Ok, so the thirsty kookaburra is looking for something to drink. They can drink from many vessels, watering cans, tires laying on their sides, the bottom water catching part on terracotta pot plants, basically any container that has caught rain water. Or tap water, or bottled water (although this is a less likely scenario), or water where there are baby mosquitos (although this is a more dangerous scenario - given the dangers malaria poses to the developing world). This kookaburra needs not worry about any of things i've listed above, or the myriad of other water sources, as it has spotted a pond to drink from. Ponds are ideal as they contain more water, making them slightly less stagnant, which is better for the kookaburra's health, and he can avoid baby mosquitos, I guess not so much because malaria is a problem kookaburras have to deal with (kookaburras and malaria inhabit different continents), but because they'd be all gross and squirmy to swallow.

So the kookaburra spots the pond and flies down for a drink. He spots the bowl in the middle of the pond, decides that there is where he wants to land, and comes in feet first to take a much needed drink. He comes accross the top of the bowl, with the idea that he wants the fronts of his claws to face out of the bowl so that he can take a drink. He comes accross the bowl, lands on the rim, and as he does the bowl flips up and traps him underneath it. Because the bowl was so large, its rim was much wider than it's base, which was all that was floating on the water, because it was a little denser than normal because of the micro and macro summer plant growth, algae and weeds and the like. What happens next is one of two scenarios, both equally likely to me, as I'm no expert on kookaurras and their abilities in the water so i'll put forward the two possible scenarios I came up with:

1. The kookaburra gets flipped into the water and cannot swim all that well. The water is thick with algae, and, nevertheless, they aren't the best divers. He stays afloat for as long as he can, until his feathers get too heavy and he drowns.

2. The kookaburra stays afloat and sees a little sunlight through the opaque plastic. He deems that this be his best path to salvation, and flies frantically into the glow. He bashes himself to death on the tupperwear, which is such good quality plaastic no bird can get through it, not even a kookaburra.

My friend Steve saw the plastic container from his balcony when it was floating and assumed it was blown in from a neighbours balcony. By the time he got down there to retrieve it, minutes, hours, days, doesn't matter, he found it upside down and with a dead kookaburra inside. The kookaburra's death was no doubt a frantic one, like all animals kookaburras seek to preserve their own life for as long as they can, as it is nice being alive, and im sure it wanted to pass its little kookaburra genetic material onto some offspring.
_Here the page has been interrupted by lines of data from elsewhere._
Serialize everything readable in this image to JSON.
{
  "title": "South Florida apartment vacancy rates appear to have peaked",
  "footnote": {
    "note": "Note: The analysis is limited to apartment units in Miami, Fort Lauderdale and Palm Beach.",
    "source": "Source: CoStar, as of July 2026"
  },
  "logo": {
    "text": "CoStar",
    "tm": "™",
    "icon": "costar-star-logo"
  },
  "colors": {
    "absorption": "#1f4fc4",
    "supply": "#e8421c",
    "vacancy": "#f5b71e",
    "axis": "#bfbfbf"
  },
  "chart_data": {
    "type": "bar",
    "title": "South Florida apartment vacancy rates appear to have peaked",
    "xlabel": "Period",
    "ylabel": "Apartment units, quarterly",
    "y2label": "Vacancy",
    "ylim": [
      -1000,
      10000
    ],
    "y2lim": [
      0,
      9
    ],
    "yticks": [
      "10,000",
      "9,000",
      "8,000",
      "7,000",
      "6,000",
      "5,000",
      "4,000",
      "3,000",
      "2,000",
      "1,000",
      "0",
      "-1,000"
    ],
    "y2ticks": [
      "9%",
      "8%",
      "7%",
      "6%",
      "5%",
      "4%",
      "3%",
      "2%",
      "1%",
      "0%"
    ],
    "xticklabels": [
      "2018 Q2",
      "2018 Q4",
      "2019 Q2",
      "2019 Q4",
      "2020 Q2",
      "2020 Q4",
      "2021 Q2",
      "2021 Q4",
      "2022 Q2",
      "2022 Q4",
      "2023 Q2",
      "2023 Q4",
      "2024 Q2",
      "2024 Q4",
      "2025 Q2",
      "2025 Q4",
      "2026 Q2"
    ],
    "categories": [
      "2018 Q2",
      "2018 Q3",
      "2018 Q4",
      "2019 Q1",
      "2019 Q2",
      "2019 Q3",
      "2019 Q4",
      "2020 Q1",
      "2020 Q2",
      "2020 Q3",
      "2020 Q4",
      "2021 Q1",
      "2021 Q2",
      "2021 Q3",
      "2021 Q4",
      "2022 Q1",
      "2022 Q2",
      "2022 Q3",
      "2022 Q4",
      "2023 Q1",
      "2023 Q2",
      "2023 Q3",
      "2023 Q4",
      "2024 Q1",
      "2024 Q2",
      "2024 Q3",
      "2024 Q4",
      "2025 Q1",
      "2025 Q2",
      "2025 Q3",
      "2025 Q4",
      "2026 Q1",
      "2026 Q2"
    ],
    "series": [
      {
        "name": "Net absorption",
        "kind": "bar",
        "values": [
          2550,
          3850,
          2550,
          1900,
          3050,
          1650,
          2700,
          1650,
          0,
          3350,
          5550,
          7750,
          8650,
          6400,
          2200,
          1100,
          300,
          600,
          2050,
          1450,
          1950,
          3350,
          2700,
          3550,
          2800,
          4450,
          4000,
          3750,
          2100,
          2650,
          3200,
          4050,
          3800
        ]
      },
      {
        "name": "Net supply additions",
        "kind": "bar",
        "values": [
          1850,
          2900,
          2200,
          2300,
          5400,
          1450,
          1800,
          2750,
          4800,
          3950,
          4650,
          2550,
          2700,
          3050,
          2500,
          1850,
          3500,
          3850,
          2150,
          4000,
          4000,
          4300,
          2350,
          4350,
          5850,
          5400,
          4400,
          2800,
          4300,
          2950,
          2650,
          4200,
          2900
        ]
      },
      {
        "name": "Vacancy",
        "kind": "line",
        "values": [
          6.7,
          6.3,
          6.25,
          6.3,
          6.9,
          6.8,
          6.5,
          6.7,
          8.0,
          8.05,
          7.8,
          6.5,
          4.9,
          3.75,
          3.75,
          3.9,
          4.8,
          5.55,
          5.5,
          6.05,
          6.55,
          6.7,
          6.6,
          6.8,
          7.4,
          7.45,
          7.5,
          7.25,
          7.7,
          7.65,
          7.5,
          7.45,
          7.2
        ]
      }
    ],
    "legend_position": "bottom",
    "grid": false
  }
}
There is nothing noble in death. I killed a pig last year as a part of my rural France experiment and it squealed and kicked and tried to stay alive, even though a farm boy with a hair lip sneer had plunged a knife into it's neck. That experience made me physically ill, and i'll write about it later in piece called, "Death in the Afternoon", thank's Ernest.

So why have a chosen such a morbid tale to kick off this tale? Well, the realisation that death can be just waiting around the corner for you is one of the most liberating things you can ever realise. It is what started me on my global adventures, it's made me not want anything resembling a job, in fear that I might be wasting one of my precious minutes here on Earth. This blog is going to be about travel, about enjoying yourself, about living in the particular way I have chosen. It's the very rough, long, copy for a book I hope to write in the distant future, and the draft copies of my future university assignments. I hope you enjoy it.